The uprising's chief leaders, President Alma Coin (Julianne Moore) and former Hunger Games designer Plutarch Heavensbee (the late Philip Seymour Hoffman, in his final screen credit), have strategically and exhaustively built this war around competing propaganda.  They have centered their public campaign around Katniss as The Mockingjay, the symbolic hero of the thirteen united districts attempting to overthrow the decadently evil President Snow (Donald Sutherland) in the Capitol.  With the rebellion descending on the urban central city, Snow has one last grand defense planned.  

The Peacekeeper troops have created a perimeter around Snow's mansion.  For the rest of the Capitol, Snow has enlisted the game designers to booby trap the streets and buildings with hundreds of deadly "pods" of varying degrees of mechanized terror.  Snow's goal is to force his rebellious citizens into one more indomitable labyrinth of survival.  He wants to quell this war with fear and punishment for the sake of public spectacle and broadcast it for all to see.  

Ignoring the hero treatment and the protective assignment of more propaganda films documenting staged combat from Coin and Heavensbee, Katniss heads to the front and has no one but Snow in her cross-hairs.  With her hometown hunting partner Gale by her side, Katniss rallies the newlywed Finnick, a rehabilitating Peeta, Cressida's (Natalie Dormer) film crew, and Bogg's (Mahershala Ali) military unit to join her push to infiltrate the Capitol, dodge the pods, and mount an attack on Snow's mansion.

All of the returning and familiar characters get their moments, albeit brief, to shine and show off away from battlefield.  Donald Sutherland has been relishing (not slumming) playing a villain and his witch's brew of evil is a pleasure to watch.  Stanley Tucci's Caeser Flickerman is still brown-nosing Snow's agenda, broadcasting slanted TV coverage of the revolution.  Jena Malone gets in her good scowls, but is sorely missed out in the real fight.  The best of the connected ensemble remains to be Woody Harrelson lending his off-kilter sage mentoring appeal as Haymitch Abernathy and Elizabeth Banks getting most of her makeup and wardrobe budget restored as Ellie Trinket. 

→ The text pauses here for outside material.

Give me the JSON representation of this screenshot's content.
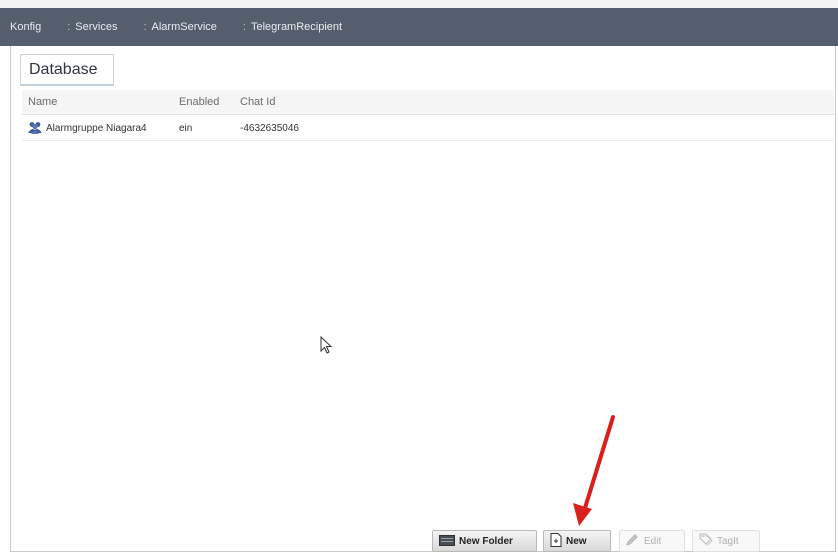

With a finale to wrap and a self-identified romantic choice to settle, "The Hunger Games: Mockingjay- Part 2" is all about what the next move is for Katniss Everdeen.  The movie travels with her decisions and dilemmas between sacrifice or heroism and Peeta or Gale.  As with the entire franchise, Jennifer Lawrence does just enough as Katniss to warrant adding investment to her hero worship.  Her Oscar-winning volatility is rightly calmed here to play the stoic symbol and she is a worthy matinee star.  This series has added to Lawrence's Q-rating without defining her as an actress.  She will propel forward from "The Hunger Games" without having it be the first thing written on her tombstone. 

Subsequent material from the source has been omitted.